How they’re made. Carpets are made in one of three ways. Woven carpets are made with the tufts woven into the carpet backing. Tufted carpets have fiber loops (or tufts) inserted into a prewoven backing, while in non woven carpets, the tufts are bonded to the backing.

What they’re made of. Carpets are made of wool, a blend of silk and wool, and cotton, as well as a wide variety of synthetic materials, including acrylics, nylon, polyester, and polypropylene olefin (for indoor-outdoor carpets). Wool carpets are expensive, cotton inexpensive, while the synthetics vary, depending upon the quality. Natural fibers tend to stain more easily than the artificial ones. Most good quality carpets, regard­less of the fiber used, will hold their color and wear for many years.

Rugs vs. Carpets. Area rugs can be used in countless ways (for example, to define areas, add color or pattern, or to deaden sound). But the use of an area rug is really a design decision.

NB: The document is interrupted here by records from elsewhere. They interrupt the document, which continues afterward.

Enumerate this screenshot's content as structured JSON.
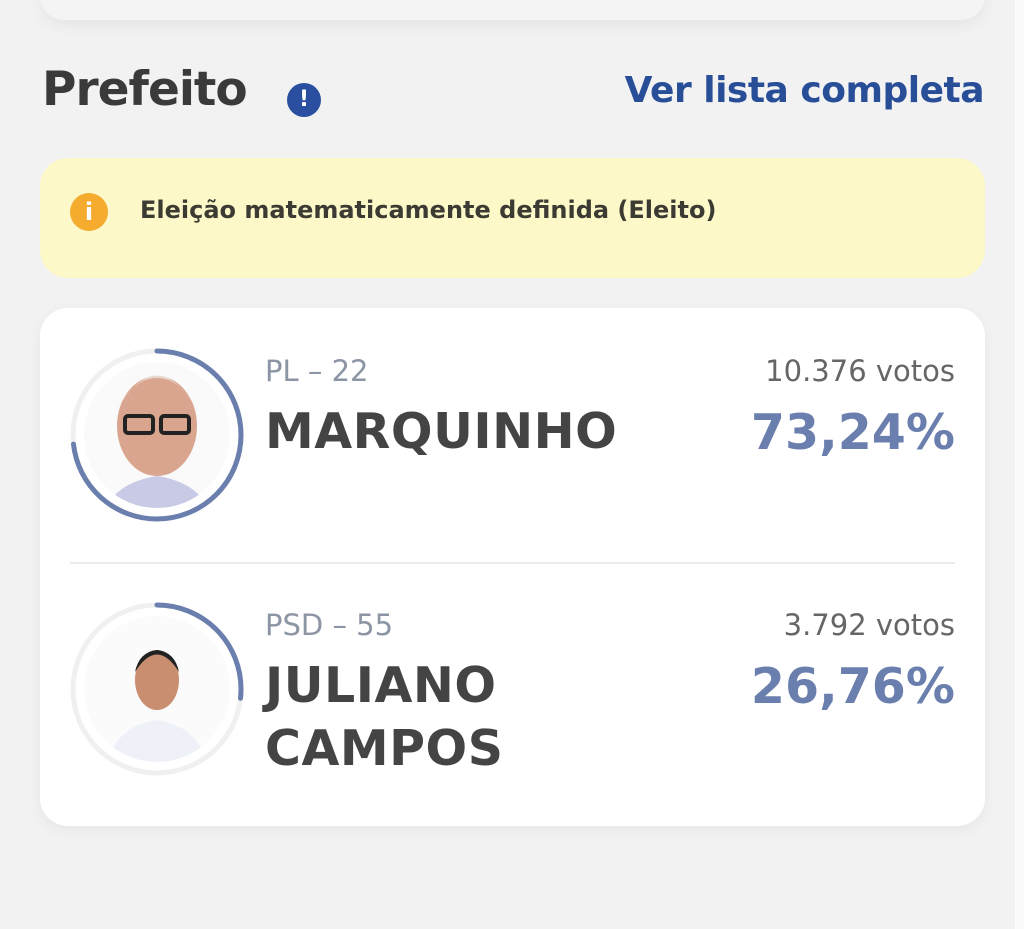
{
  "header": {
    "title": "Prefeito",
    "info_icon": "exclamation-circle-icon",
    "link_label": "Ver lista completa"
  },
  "alert": {
    "icon": "info-circle-icon",
    "text": "Eleição matematicamente definida (Eleito)"
  },
  "colors": {
    "accent": "#284e98",
    "ring": "#6b7fae",
    "alert_bg": "#fdf8c8",
    "alert_icon": "#f5ab2e"
  },
  "candidates": [
    {
      "party": "PL – 22",
      "name": "MARQUINHO",
      "votes": "10.376 votos",
      "percent": "73,24%",
      "share": 73.24
    },
    {
      "party": "PSD – 55",
      "name": "JULIANO CAMPOS",
      "votes": "3.792 votos",
      "percent": "26,76%",
      "share": 26.76
    }
  ]
}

Wall-to-wall carpeting, on the other hand, can be a principal flooring sur­face, and it’s wall-to-wall carpeting that we’re concerned with here.

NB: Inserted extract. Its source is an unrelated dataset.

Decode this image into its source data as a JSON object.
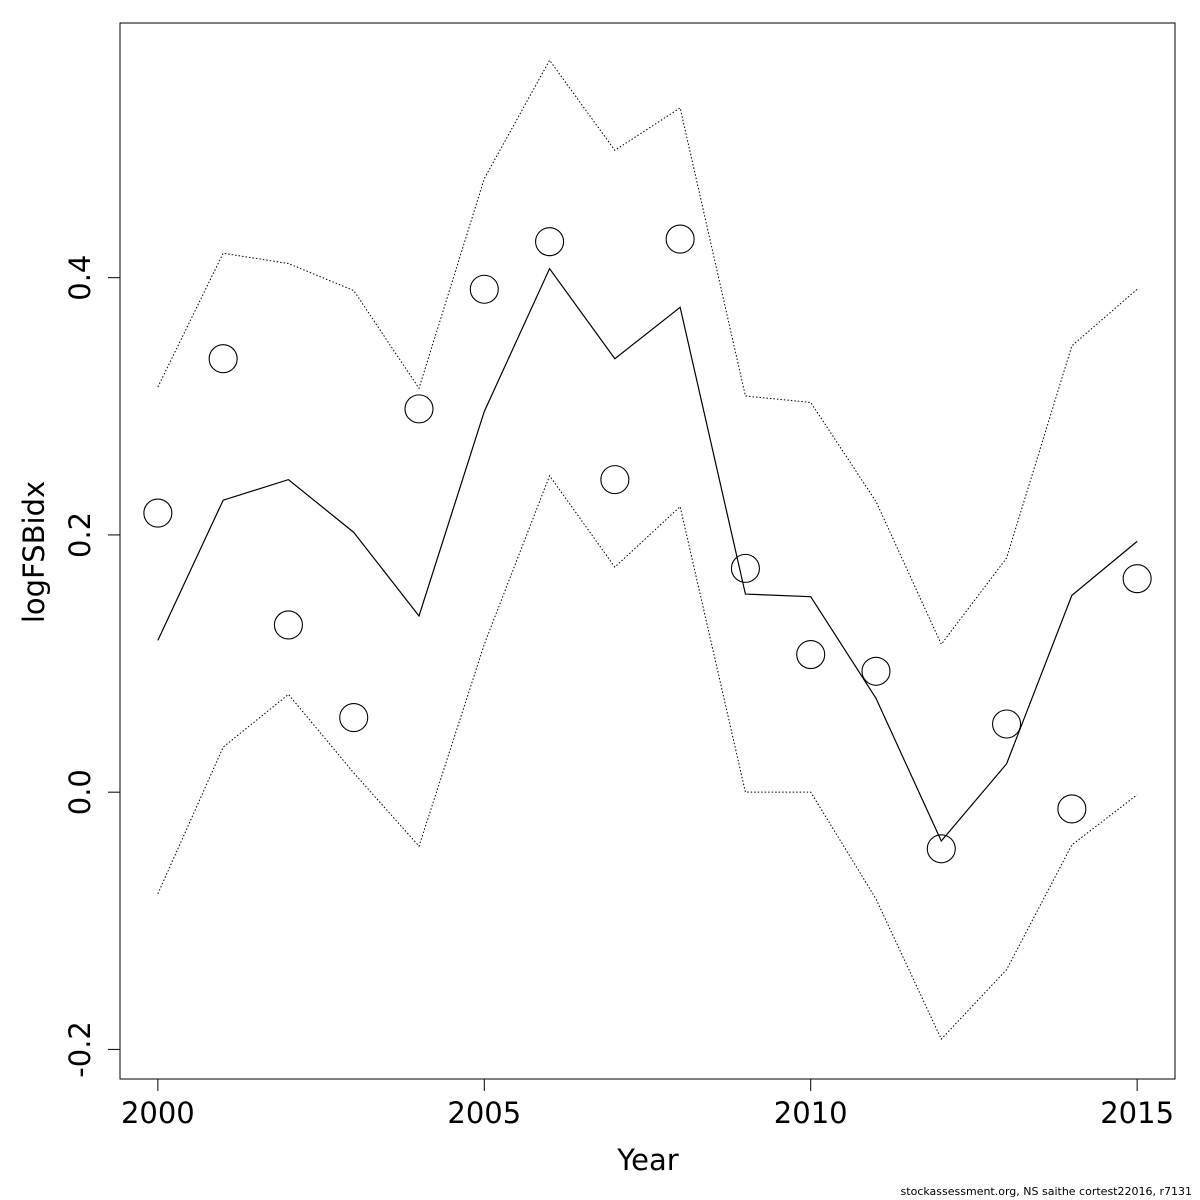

Most wall-to-wall carpeting, regardless of its manufacturing process, is termed broadloom carpet because it leaves the factory in rolls of varying widths, typ­ically 9, 12, or 15 feet. A padding is laid beneath the carpet, then the carpet itself is attached to the floor at the perimeter of room, most often using a tackless strip.

Carpet needs to be laid in a relatively dry setting, since all but olefin carpets tend to absorb moisture. But the decision about what kind of carpet to use tends to be a very subjective one. Many people feel expensive wool carpets convey prestige; others swear that top-of-the-line nylon is indistinguishable and more durable, too. Look at the options and arrange for estimates from a carpeting contrac­tor. The balancing act of price, availability, texture, color, and pattern should bring you to your decision.